The big day is Tuesday, and Wall Street is just about unanimously agreed that the central bank will stand pat and not raise rates. And with the Presidential election approaching, it's very unlikely that the Fed will increase rates before then. Some economists don't expect any more hikes for the rest of this year. Others say that if the present slowdown in the economy turns out to be a hard landing instead of a soft one, the next interest rate move could even be a decrease.
In addition to recent good news on inflation, the Fed can take heart from an impressive gain in productivity, and indications that that surge is not transitory. Fed chairman Alan Greenspan has said he believes this pickup is a permanent result of the technology boom that is transforming the American economy. If so, that will enable the economy to continue to grow with inflation remaining under control and corporate earnings holding up.

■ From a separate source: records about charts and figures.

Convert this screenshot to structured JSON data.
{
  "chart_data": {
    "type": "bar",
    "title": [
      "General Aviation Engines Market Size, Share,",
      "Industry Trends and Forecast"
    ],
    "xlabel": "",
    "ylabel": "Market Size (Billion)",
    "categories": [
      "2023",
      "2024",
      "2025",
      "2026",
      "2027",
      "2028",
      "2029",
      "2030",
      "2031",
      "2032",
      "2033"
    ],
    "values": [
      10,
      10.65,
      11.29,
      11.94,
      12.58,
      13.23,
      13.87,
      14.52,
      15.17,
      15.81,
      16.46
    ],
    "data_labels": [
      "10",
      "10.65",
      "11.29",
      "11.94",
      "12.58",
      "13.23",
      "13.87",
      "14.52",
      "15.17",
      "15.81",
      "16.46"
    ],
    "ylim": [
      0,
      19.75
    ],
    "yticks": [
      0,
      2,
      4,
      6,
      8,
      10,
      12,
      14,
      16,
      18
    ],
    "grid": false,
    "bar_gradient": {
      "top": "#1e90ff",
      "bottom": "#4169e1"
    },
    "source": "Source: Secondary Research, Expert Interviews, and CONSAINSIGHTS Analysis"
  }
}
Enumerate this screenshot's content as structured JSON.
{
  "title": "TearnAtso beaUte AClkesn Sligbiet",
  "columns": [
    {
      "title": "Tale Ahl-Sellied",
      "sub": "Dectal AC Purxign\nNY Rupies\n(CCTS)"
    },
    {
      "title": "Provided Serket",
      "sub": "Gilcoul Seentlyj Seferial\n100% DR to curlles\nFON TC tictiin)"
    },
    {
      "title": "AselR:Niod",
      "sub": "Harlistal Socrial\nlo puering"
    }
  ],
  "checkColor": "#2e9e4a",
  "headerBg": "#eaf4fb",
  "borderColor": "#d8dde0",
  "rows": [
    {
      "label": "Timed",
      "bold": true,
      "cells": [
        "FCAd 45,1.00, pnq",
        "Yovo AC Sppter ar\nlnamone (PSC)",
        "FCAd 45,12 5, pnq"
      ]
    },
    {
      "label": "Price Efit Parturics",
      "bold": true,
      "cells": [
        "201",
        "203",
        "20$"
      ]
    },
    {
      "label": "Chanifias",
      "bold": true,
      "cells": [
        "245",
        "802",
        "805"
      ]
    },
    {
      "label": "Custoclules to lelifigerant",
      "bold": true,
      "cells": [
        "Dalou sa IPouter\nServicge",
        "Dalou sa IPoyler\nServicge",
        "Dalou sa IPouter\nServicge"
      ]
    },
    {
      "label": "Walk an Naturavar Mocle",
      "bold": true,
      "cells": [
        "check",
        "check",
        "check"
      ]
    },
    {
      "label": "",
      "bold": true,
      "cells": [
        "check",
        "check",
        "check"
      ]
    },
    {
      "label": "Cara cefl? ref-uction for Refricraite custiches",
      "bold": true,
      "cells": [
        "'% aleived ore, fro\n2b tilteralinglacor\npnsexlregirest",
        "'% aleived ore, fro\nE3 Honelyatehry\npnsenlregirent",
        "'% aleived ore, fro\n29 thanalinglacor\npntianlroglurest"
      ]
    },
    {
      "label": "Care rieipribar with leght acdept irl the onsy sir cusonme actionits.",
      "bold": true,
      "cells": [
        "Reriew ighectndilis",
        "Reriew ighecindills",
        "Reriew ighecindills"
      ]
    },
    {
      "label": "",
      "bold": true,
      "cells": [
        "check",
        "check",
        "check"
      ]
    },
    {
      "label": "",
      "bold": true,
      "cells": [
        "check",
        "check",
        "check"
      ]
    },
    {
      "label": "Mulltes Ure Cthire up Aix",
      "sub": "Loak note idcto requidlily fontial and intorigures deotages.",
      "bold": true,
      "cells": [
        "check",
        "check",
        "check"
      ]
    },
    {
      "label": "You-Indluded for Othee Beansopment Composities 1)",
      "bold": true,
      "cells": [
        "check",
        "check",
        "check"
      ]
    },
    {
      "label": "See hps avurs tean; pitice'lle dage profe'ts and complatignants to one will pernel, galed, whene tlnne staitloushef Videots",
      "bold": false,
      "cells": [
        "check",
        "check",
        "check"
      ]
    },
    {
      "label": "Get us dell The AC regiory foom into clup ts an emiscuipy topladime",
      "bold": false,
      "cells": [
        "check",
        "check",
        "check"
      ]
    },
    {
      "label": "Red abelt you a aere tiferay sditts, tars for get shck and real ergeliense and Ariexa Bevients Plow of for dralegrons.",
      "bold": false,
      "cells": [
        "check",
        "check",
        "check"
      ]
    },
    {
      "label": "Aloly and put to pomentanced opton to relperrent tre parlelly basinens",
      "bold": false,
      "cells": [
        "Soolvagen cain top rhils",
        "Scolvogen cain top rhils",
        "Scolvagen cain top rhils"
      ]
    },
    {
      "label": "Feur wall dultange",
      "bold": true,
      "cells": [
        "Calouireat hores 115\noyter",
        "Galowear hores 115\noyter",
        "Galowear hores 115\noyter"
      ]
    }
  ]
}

Bruce Steinberg, Merrill Lynch's chief economist, says productivity gains tend to lag technology spending by roughly two and a half years. "Since tech spending has risen at a 25 percent rate during the past two years," he says, "productivity gains should remain strong." Noting that some industries have shown little or no gains thus far, he "guesstimates" that over-all productivity growth is still being underestimated by a full percentage point. That's the kind of statement that's sure to warm the hearts of Greenspan and his fellow central bankers.

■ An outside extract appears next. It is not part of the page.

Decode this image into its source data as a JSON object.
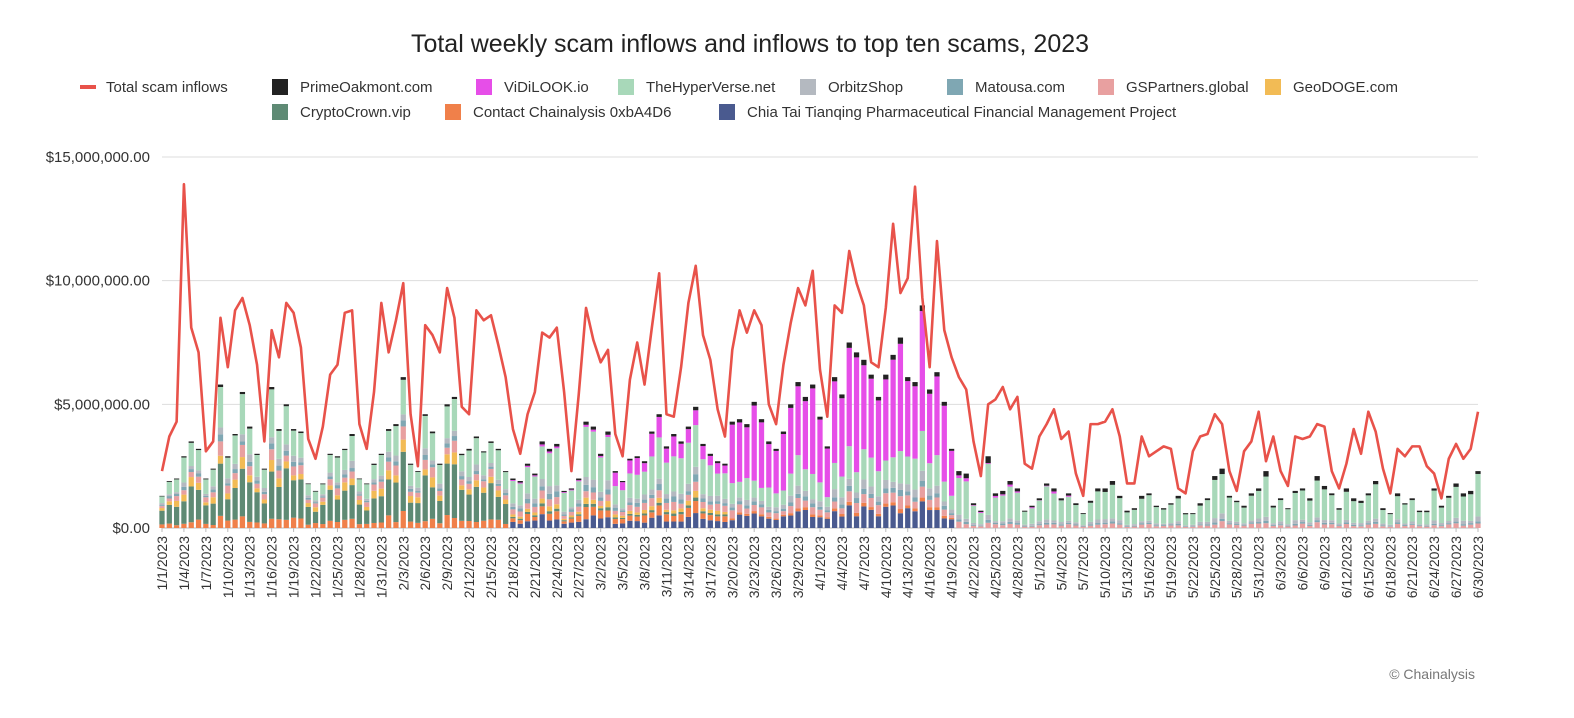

As the Fed presses the pause button, it might be instructive in this globalized economy to look at what's happening around the world. Just last week, the Bank of Japan announced its first interest-rate increase in a decade, and Norway's central bank raised rates as well. Over the last year, central banks all over have been raising rates along with the Fed.
Ed Hyman, chief economist of the International Strategy & Investment economic consulting firm, who keeps track of such things, says the Bank of Japan hike was the 113th central bank tightening over the last 14 months. And even though the Fed may be done tightening, other central banks are not, he says, predicting another hike by the European Central Bank next month.

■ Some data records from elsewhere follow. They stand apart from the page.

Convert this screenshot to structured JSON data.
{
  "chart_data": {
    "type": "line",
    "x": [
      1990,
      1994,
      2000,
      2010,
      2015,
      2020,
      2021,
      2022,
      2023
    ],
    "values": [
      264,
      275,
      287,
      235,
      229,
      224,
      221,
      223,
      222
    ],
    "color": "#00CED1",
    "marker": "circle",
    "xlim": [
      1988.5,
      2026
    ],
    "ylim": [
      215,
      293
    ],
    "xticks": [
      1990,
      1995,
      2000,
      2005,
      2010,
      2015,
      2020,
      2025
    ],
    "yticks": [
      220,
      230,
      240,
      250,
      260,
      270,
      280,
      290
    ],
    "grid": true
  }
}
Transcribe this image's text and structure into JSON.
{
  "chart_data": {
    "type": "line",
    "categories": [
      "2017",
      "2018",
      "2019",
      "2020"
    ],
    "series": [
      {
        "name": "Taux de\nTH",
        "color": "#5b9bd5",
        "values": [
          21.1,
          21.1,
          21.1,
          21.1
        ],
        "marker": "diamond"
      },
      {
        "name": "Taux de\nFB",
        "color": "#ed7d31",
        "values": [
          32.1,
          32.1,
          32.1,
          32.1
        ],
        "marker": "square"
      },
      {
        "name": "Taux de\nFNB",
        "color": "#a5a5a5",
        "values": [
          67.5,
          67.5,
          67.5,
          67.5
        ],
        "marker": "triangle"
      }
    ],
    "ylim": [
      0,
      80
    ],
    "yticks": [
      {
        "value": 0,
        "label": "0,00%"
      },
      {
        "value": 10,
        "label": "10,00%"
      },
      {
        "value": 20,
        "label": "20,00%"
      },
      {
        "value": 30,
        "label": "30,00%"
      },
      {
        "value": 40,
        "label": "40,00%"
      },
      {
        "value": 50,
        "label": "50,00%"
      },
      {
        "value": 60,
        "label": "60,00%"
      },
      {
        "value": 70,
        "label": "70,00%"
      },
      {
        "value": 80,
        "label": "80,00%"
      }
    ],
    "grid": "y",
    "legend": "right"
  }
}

Hyman also notes that it takes 12 months for changes in short-term interest rates by the G-7 industrial companies to influence the U.S. economy. Since tightenings started 14 months ago, he adds, "U.S. activity should just now be starting to slow."
So with a policy-making meeting just days away, many people on Wall Street are now focusing not on whether the Fed will raise rates, but on whether the economic slowdown it has orchestrated will be too soft, too hard or just right.